Oracle Bones by Peter Hessler:
"A century ago, outsiders saw China as a place where nothing ever changes. Today the country has become one of the most dynamic regions on earth. In Oracle Bones, Peter Hessler explores the human side of China's transformation, viewing modern-day China and its growing links to the Western world through the lives of a handful of ordinary people." (amazon.com)
Wild Swans: Three Daughters of China by Jung Chang:
"In Wild Swans Jung Chang recounts the evocative, unsettling, and insistently gripping story of how three generations of women in her family fared in the political maelstrom of China during the 20th century." (amazon.com)
 Survival in the Killing Fields by Haing Ngor with Robert Warner:
"'Nothing has shaped my life as much as surviving the Pol Pot regime. I am a survivor of the Cambodian holocaust. That's who I am,' says Haing Ngor. And in his memoir, Survival in the Killing Fields, he tells the gripping and frequently terrifying story of his term in the hell created by the communist Khmer Rouge." (amazon.com)
 Lonely Planet Vietnam by Ray, Balasingamchow, and Stewart:
"Experience the best of Vietnam with Lonely Planet...  so full of practical information that you'll be watching the sunset from a junk on Halong Bay, sucking back bia hoi street-side in Hanoi, or bargaining like a local in Ho Chi Minh City in no time. "

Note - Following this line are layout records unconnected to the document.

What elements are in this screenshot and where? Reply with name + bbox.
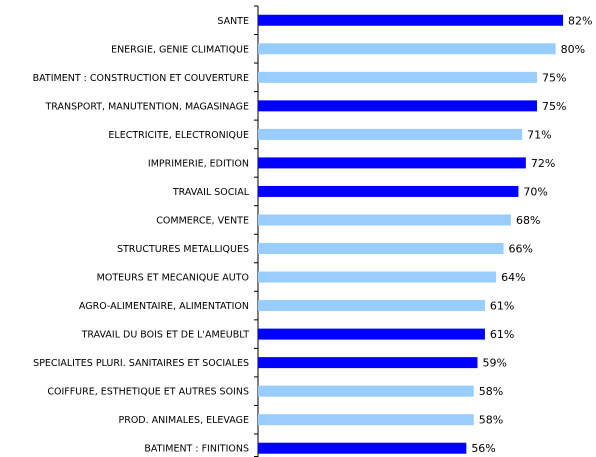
y-tick-label: IMPRIMERIE, EDITION bbox=[148, 158, 249, 169]
bar bbox=[258, 185, 519, 197]
bar bbox=[258, 328, 485, 340]
bar bbox=[258, 271, 497, 283]
bar bbox=[258, 128, 523, 140]
y-tick-label: TRANSPORT, MANUTENTION, MAGASINAGE bbox=[44, 101, 249, 112]
value-label: 58% bbox=[479, 414, 503, 427]
y-tick-label: ENERGIE, GENIE CLIMATIQUE bbox=[111, 44, 249, 55]
bar bbox=[258, 100, 537, 112]
y-tick-label: COIFFURE, ESTHETIQUE ET AUTRES SOINS bbox=[47, 387, 249, 398]
bar bbox=[258, 300, 485, 312]
value-label: 61% bbox=[490, 300, 514, 313]
y-tick-label: COMMERCE, VENTE bbox=[156, 215, 249, 226]
y-tick-label: BATIMENT : CONSTRUCTION ET COUVERTURE bbox=[33, 73, 249, 84]
y-tick-label: ELECTRICITE, ELECTRONIQUE bbox=[108, 130, 249, 141]
value-label: 72% bbox=[531, 157, 555, 170]
value-label: 56% bbox=[471, 442, 495, 455]
value-label: 64% bbox=[501, 271, 525, 284]
bar bbox=[258, 14, 564, 26]
value-label: 75% bbox=[542, 71, 566, 84]
y-tick-label: STRUCTURES METALLIQUES bbox=[117, 244, 249, 255]
y-tick-label: TRAVAIL SOCIAL bbox=[172, 187, 250, 198]
bar bbox=[258, 442, 467, 454]
y-tick-label: AGRO-ALIMENTAIRE, ALIMENTATION bbox=[79, 301, 249, 312]
y-tick-label: SPECIALITES PLURI. SANITAIRES ET SOCIALE… bbox=[33, 358, 249, 369]
value-label: 80% bbox=[561, 43, 585, 56]
value-label: 58% bbox=[479, 385, 503, 398]
bar bbox=[258, 214, 511, 226]
value-label: 59% bbox=[482, 357, 506, 370]
value-label: 82% bbox=[568, 14, 592, 27]
bar bbox=[258, 157, 526, 169]
y-tick-label: PROD. ANIMALES, ELEVAGE bbox=[118, 415, 249, 426]
value-label: 75% bbox=[542, 100, 566, 113]
value-label: 61% bbox=[490, 328, 514, 341]
bar bbox=[258, 71, 537, 83]
bar bbox=[258, 414, 474, 426]
y-tick-label: TRAVAIL DU BOIS ET DE L'AMEUBLT bbox=[81, 330, 250, 341]
bar bbox=[258, 357, 478, 369]
value-label: 66% bbox=[509, 243, 533, 256]
y-tick-label: SANTE bbox=[217, 16, 249, 27]
bar bbox=[258, 385, 474, 397]
value-label: 68% bbox=[516, 214, 540, 227]
bar bbox=[258, 43, 556, 55]
value-label: 71% bbox=[527, 128, 551, 141]
value-label: 70% bbox=[523, 185, 547, 198]
y-tick-label: MOTEURS ET MECANIQUE AUTO bbox=[97, 273, 249, 284]
y-tick-label: BATIMENT : FINITIONS bbox=[144, 444, 249, 455]
bar bbox=[258, 243, 504, 255]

Lonely Planet Unpacked  by Jennifer Brewer
"This collection of 26 first-person essays by Lonely Planet writers includes tales that describe, in mostly self-effacing detail, the horrors and embarrassments that can befall even the most seasoned travelers."
 NASB Thinline Bible from Zondervan
No review here -- who reviews the Bible??

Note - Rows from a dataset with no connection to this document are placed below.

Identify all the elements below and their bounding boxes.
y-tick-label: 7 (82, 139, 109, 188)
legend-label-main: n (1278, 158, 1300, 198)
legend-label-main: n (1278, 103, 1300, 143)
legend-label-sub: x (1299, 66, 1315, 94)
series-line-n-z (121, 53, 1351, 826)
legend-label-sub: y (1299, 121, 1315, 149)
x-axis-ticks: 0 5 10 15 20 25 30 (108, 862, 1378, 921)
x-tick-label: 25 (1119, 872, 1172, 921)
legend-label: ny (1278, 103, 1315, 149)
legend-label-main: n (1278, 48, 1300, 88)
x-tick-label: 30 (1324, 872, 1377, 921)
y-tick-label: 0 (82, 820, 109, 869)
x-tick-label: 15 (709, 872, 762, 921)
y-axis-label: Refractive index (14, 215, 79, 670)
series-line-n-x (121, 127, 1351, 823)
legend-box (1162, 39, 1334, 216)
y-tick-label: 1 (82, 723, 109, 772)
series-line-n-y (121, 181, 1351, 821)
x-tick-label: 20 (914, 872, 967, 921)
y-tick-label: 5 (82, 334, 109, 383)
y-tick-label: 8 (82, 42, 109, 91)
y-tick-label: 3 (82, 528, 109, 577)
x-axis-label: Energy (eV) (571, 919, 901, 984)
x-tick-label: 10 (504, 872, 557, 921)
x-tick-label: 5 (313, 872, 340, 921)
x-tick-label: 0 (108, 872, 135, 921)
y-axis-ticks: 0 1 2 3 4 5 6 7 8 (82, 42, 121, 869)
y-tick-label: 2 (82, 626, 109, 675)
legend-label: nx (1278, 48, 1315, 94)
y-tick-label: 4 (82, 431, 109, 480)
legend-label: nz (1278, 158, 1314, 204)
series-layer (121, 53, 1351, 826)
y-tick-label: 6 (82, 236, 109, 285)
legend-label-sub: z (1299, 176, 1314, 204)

 And finally, one I picked up in Vietnam but haven't read yet:  Catfish and Mandala: A Two-Wheeled Voyage through the Landscape and Memory of Vietnam by Andrew X. Pham:
"The son of Vietnamese parents who suffered terribly during the Vietnam War and brought their family to America when he was 10, Pham, on the cusp of his 30s, defied his parents' conservative hopes for him and his engineering career by becoming a poorly paid freelance writer. After the suicide of his sister, he set off on an even riskier path to travel some of the world on his bicycle. In the grueling, enlightening year that followed, he pedaled through Mexico, the American West Coast, Japan, and finally his far-off first land, Vietnam." (amazon.com) (*note* Amazon's customer reviews question the complete authenticity of this book.)